Another important element of the brand’s development was identifying ingredients from organic farms in Italy it could incorporate in skincare. Sebastiani details, for example, that the aloe vera in Sole Toscana’s products comes from a multigenerational farm that takes care to select the best parts of the plant and processes them within an hour of being harvested to ensure freshness. Although the processing gets underway promptly, it’s actually performed slowly to make certain the aloe vera’s potency doesn’t diminish.

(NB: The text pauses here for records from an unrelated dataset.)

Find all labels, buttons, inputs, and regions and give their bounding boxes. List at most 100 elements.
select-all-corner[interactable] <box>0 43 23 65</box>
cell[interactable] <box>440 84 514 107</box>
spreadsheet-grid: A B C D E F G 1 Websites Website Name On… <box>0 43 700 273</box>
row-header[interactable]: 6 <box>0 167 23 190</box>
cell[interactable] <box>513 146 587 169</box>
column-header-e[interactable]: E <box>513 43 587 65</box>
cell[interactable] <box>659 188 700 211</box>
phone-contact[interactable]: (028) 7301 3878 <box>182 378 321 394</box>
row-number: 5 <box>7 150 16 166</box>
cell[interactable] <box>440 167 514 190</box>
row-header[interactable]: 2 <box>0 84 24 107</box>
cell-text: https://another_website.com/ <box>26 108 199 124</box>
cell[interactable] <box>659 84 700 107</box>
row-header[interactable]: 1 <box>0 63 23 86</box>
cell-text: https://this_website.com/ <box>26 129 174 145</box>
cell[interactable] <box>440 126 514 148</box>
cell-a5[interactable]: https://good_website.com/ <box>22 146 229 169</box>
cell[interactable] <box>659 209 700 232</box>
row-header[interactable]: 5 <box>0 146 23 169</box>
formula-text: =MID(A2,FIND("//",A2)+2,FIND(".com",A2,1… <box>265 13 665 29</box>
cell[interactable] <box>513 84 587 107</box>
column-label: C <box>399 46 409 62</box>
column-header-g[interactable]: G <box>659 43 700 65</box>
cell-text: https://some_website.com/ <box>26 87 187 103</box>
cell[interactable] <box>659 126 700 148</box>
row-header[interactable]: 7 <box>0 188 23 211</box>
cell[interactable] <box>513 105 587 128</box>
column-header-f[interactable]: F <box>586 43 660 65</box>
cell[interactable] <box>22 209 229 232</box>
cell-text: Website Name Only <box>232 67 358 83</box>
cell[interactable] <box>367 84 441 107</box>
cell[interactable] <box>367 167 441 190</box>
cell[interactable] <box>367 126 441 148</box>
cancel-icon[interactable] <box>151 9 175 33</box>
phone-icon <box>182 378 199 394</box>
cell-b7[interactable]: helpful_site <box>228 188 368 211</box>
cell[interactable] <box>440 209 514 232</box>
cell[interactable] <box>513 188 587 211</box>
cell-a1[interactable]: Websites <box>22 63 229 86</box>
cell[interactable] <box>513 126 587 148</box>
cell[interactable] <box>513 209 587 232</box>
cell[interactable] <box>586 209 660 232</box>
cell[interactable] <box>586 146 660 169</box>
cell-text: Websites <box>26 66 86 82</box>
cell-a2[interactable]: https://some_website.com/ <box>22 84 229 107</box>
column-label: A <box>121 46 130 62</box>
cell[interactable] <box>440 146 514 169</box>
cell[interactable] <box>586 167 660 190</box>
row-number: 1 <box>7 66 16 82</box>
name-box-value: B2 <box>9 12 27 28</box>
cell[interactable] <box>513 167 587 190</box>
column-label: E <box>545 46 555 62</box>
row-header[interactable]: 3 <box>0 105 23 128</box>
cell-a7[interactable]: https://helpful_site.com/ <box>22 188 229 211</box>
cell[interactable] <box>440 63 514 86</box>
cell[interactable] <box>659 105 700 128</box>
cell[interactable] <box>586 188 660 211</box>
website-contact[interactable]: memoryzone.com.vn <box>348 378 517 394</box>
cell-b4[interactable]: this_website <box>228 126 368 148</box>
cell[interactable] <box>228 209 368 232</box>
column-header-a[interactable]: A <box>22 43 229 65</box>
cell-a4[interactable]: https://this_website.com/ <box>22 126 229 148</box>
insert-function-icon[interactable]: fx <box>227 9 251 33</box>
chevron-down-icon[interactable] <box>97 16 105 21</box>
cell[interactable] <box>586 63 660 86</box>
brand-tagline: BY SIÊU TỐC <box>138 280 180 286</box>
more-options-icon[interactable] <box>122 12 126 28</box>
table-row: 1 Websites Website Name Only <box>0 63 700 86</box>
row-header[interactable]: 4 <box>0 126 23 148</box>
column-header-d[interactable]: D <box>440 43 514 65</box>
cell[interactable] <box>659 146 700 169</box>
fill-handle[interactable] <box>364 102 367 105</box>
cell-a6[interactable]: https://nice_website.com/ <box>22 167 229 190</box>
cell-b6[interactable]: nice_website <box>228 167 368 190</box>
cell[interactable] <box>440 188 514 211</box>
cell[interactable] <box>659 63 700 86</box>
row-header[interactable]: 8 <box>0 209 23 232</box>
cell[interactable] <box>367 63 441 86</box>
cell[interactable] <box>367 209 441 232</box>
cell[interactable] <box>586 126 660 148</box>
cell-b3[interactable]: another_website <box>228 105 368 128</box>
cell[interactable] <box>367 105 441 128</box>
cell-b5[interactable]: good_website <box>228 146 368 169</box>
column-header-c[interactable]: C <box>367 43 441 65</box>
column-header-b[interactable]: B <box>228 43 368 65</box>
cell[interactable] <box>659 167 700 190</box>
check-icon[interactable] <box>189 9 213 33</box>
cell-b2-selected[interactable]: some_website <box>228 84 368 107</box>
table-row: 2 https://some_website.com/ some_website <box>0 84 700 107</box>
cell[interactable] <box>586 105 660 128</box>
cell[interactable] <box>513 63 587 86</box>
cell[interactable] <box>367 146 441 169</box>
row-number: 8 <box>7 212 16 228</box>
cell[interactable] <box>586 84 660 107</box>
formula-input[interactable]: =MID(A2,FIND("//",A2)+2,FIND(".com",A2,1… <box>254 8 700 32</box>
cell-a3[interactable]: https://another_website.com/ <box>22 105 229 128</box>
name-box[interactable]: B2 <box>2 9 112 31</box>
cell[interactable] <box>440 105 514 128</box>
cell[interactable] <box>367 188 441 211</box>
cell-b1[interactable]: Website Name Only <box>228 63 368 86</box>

“Over there, farm-to-table is a way of life. It’s fresh, clean and simple. I’d go to the local butcher, talk him and ask him, ‘Is this beef grass-fed?’ He would look at me and say, ‘It’s a cow.’ It isn’t trendy at all,” she says. “It’s what we we’re striving to have in the U.S. and Hong Kong.”
Sole Toscana’s packaging conveys its Italian connections. The logo features the Sienese sun, a symbol of Tuscany, and cypress trees, a common sight in the region. Customers ordering the brand’s products online receive them in a box that’s decorated with a picture of the Tuscan landscape. Its recyclable containers are sourced from Italy.
Sebastiani has invested $100,000 to ready Sole Toscana for the market. She’s not in a huge rush for the brand to break into the black. Sebastiani reasons, “I don’t think we could have done this if we were going to drive hard to recoup the investment as quickly as possible. We had to have some faith in what we were doing, and we have fun doing it. It’s our own money and that allows us to make decisions on our own rather than what would happen if we had investors.”